ENGO rivoluzionato allenamento mia allenamento . Per il ciclismo, la mia configurazione mostra la potenza a 3 secondi (leggermente ingrandita), la cadenza, la frequenza cardiaca, la potenza sul giro e il tempo sul giro. Questa impostazione mi permette di correlare istantaneamente la potenza erogata con la risposta cardiovascolare, effettuando regolazioni in tempo reale in base al terreno e alle condizioni. La visibilità della cadenza mi aiuta a selezionare rapidamente la marcia ottimale su pendenze variabili senza interrompere il mio ritmo o la mia posizione.

Per la corsa utilizzo un display con sei parametri: potenza a 3 secondi, frequenza cardiaca, velocità, velocità sul giro, tempo sul giro e distanza sul giro. La differenza nel mio allenamento a intervalli allenamento notevole: prima, nonostante i segnali acustici dell'orologio, inevitabilmente perdevo il conto di dove mi trovassi nella sessione, specialmente su terreni tecnici. Ora mantengo la completa consapevolezza della mia posizione all'interno di ogni intervallo, monitorando contemporaneamente i parametri di sforzo.

Le implicazioni in termini di sicurezza non possono essere sottovalutate. allenamento richiede una vigilanza costante ed eliminare la necessità di abbassare la testa per controllare i dati ha ridotto notevolmente i rischi. Nelle situazioni competitive, in particolare nei gruppi di ciclisti, mantenere la consapevolezza visiva mentre si monitorano le prestazioni ha trasformato la mia gestione della gara.

Ciò che trovo più prezioso è il modo in cui ENGO facilita la correlazione tra metriche oggettive e sensazioni soggettive. Questo ciclo di feedback costante ha migliorato la mia comprensione intuitiva dello sforzo in condizioni diverse, come in fase di stesura, in presenza di vento contrario o su terreni tecnici.
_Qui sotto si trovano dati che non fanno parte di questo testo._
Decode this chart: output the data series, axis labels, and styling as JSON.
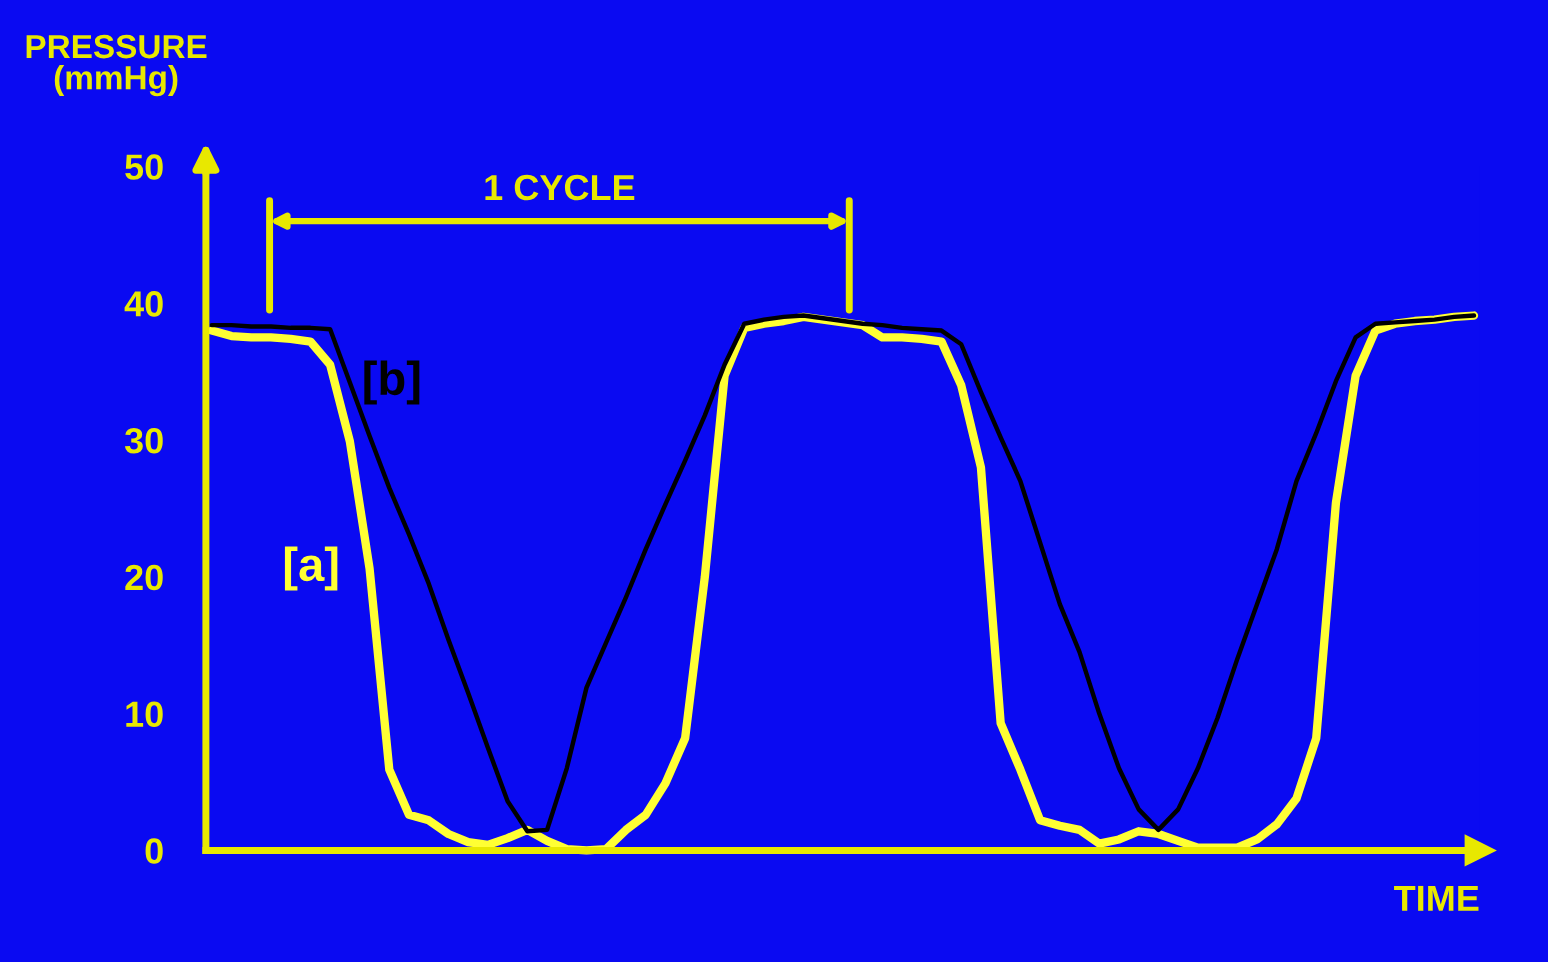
{
  "chart_data": {
    "type": "line",
    "ylabel": "PRESSURE\n(mmHg)",
    "xlabel": "TIME",
    "annotations": [
      "1 CYCLE"
    ],
    "categories": [
      null,
      null,
      null,
      null,
      null,
      null,
      null,
      null,
      null,
      null,
      null,
      null,
      null,
      null,
      null,
      null,
      null,
      null,
      null,
      null,
      null,
      null,
      null,
      null,
      null,
      null,
      null,
      null,
      null,
      null,
      null,
      null,
      null,
      null,
      null,
      null,
      null,
      null,
      null,
      null,
      null,
      null,
      null,
      null,
      null,
      null,
      null,
      null,
      null,
      null,
      null,
      null,
      null,
      null,
      null,
      null,
      null,
      null,
      null,
      null,
      null,
      null,
      null,
      null,
      null
    ],
    "series": [
      {
        "name": "[a]",
        "color": "#ffff33",
        "values": [
          38.0,
          37.6,
          37.5,
          37.5,
          37.4,
          37.2,
          35.5,
          29.9,
          20.6,
          5.9,
          2.6,
          2.2,
          1.2,
          0.6,
          0.4,
          0.9,
          1.5,
          0.7,
          0.1,
          0.0,
          0.1,
          1.5,
          2.6,
          4.9,
          8.2,
          20,
          34.7,
          38.2,
          38.5,
          38.7,
          39.0,
          38.8,
          38.6,
          38.4,
          37.5,
          37.5,
          37.4,
          37.2,
          34,
          28,
          9.3,
          5.9,
          2.2,
          1.8,
          1.5,
          0.5,
          0.8,
          1.4,
          1.2,
          0.7,
          0.2,
          0.2,
          0.2,
          0.8,
          1.9,
          3.8,
          8.2,
          25.4,
          34.7,
          38.0,
          38.5,
          38.7,
          38.8,
          39.0,
          39.1
        ]
      },
      {
        "name": "[b]",
        "color": "#000000",
        "values": [
          38.4,
          38.4,
          38.3,
          38.3,
          38.2,
          38.2,
          38.1,
          34.2,
          30.3,
          26.5,
          23.1,
          19.5,
          15.4,
          11.5,
          7.5,
          3.6,
          1.4,
          1.5,
          6.0,
          11.9,
          15.2,
          18.5,
          22,
          25.3,
          28.5,
          31.8,
          35.5,
          38.5,
          38.8,
          39.0,
          39.1,
          38.9,
          38.7,
          38.5,
          38.4,
          38.2,
          38.1,
          38.0,
          37.0,
          33.5,
          30.2,
          27,
          22.5,
          18,
          14.5,
          10,
          6,
          3,
          1.5,
          3.0,
          6,
          9.7,
          14,
          18,
          22,
          27,
          30.5,
          34.3,
          37.5,
          38.5,
          38.6,
          38.7,
          38.8,
          39.0,
          39.1
        ]
      }
    ],
    "ylim": [
      0,
      50
    ],
    "yticks": [
      0,
      10,
      20,
      30,
      40,
      50
    ],
    "tick_labels": "y"
  }
}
Soprattutto per gli allenatori, questa tecnologia offre spunti che si traducono direttamente in una migliore guida per gli atleti.

A chiunque sia titubante nell'adottare una nuova tecnologia, vorrei sottolineare che ENGO aggiunge complessità, ma la elimina, creando allenamento più naturale, più sicura e, in definitiva, più efficace. In qualità di beta tester impegnato per ENGO, ho visto in prima persona come questa tecnologia continui ad evolversi e a migliorare l'esperienza atletica di tutti gli utenti, indipendentemente dalle loro difficoltà visive.